Mais je le répète, la vie de l’avenir appartient à l’avenir, — je regarde le présent. Le présent c’est la lutte pour la vie et la mort, la lutte de la vie contre la mort.

Et tous ceux qui luttent pour la vie, des forts aux faibles, des éclairés aux obscurs sont également justifiés même de leur faute humaine et divine, du meurtre qui pèse plus lourdement sur celui qui est plus homme, plus proche de l’avenir. De cela même ils sont justifiés.
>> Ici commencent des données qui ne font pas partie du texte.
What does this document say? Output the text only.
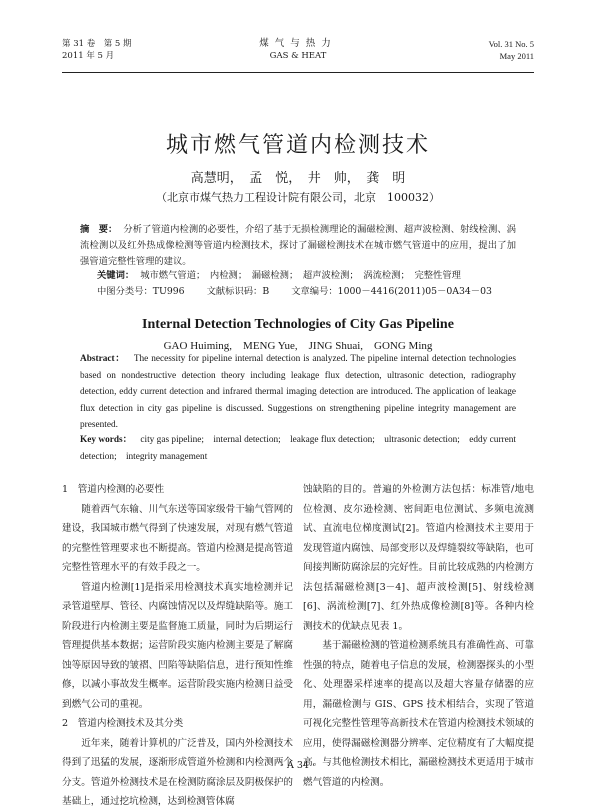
第 31 卷　第 5 期
2011 年 5 月
煤气与热力
GAS & HEAT
Vol. 31 No. 5
May 2011
城市燃气管道内检测技术
高慧明，　孟　悦，　井　帅，　龚　明
（北京市煤气热力工程设计院有限公司，北京　100032）
摘　要： 分析了管道内检测的必要性，介绍了基于无损检测理论的漏磁检测、超声波检测、射线检测、涡流检测以及红外热成像检测等管道内检测技术，探讨了漏磁检测技术在城市燃气管道中的应用，提出了加强管道完整性管理的建议。
关键词： 城市燃气管道；　内检测；　漏磁检测；　超声波检测；　涡流检测；　完整性管理
中图分类号：TU996 文献标识码：B 文章编号：1000－4416(2011)05－0A34－03
Internal Detection Technologies of City Gas Pipeline
GAO Huiming,　MENG Yue,　JING Shuai,　GONG Ming
Abstract： The necessity for pipeline internal detection is analyzed. The pipeline internal detection technologies based on nondestructive detection theory including leakage flux detection, ultrasonic detection, radiography detection, eddy current detection and infrared thermal imaging detection are introduced. The application of leakage flux detection in city gas pipeline is discussed. Suggestions on strengthening pipeline integrity management are presented.
Key words： city gas pipeline;　internal detection;　leakage flux detection;　ultrasonic detection;　eddy current detection;　integrity management
1　管道内检测的必要性

随着西气东输、川气东送等国家级骨干输气管网的建设，我国城市燃气得到了快速发展，对现有燃气管道的完整性管理要求也不断提高。管道内检测是提高管道完整性管理水平的有效手段之一。

管道内检测[1]是指采用检测技术真实地检测并记录管道壁厚、管径、内腐蚀情况以及焊缝缺陷等。施工阶段进行内检测主要是监督施工质量，同时为后期运行管理提供基本数据；运营阶段实施内检测主要是了解腐蚀等原因导致的皱褶、凹陷等缺陷信息，进行预知性维修，以减小事故发生概率。运营阶段实施内检测日益受到燃气公司的重视。

2　管道内检测技术及其分类

近年来，随着计算机的广泛普及，国内外检测技术得到了迅猛的发展，逐渐形成管道外检测和内检测两个分支。管道外检测技术是在检测防腐涂层及阴极保护的基础上，通过挖坑检测，达到检测管体腐

蚀缺陷的目的。普遍的外检测方法包括：标准管/地电位检测、皮尔逊检测、密间距电位测试、多频电流测试、直流电位梯度测试[2]。管道内检测技术主要用于发现管道内腐蚀、局部变形以及焊缝裂纹等缺陷，也可间接判断防腐涂层的完好性。目前比较成熟的内检测方法包括漏磁检测[3－4]、超声波检测[5]、射线检测[6]、涡流检测[7]、红外热成像检测[8]等。各种内检测技术的优缺点见表 1。

基于漏磁检测的管道检测系统具有准确性高、可靠性强的特点，随着电子信息的发展，检测器探头的小型化、处理器采样速率的提高以及超大容量存储器的应用，漏磁检测与 GIS、GPS 技术相结合，实现了管道可视化完整性管理等高新技术在管道内检测技术领域的应用，使得漏磁检测器分辨率、定位精度有了大幅度提高。与其他检测技术相比，漏磁检测技术更适用于城市燃气管道的内检测。

· A 34 ·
Le jeune Morosoff qui fut pendu s’est repenti et a pleuré. Pourquoi ? De peur aussi sans doute. Mais que savons-nous et que savait-il lui-même ? S’il s’était heureusement évadé, pourrions-nous affirmer qu’il se serait toujours senti léger, juste et heureux ? N’aurait-il pas eu à souffrir de cette lourde pierre, cette pensée humaine muette et d’autant plus pesante que l’âme est plus large : « Je ne veux pas tuer. Je n’aime pas tuer. Je ne l’ai pas voulu. On ne peut pas tuer. » Il le faut et on ne peut pas. On ne le peut pas et il le faut.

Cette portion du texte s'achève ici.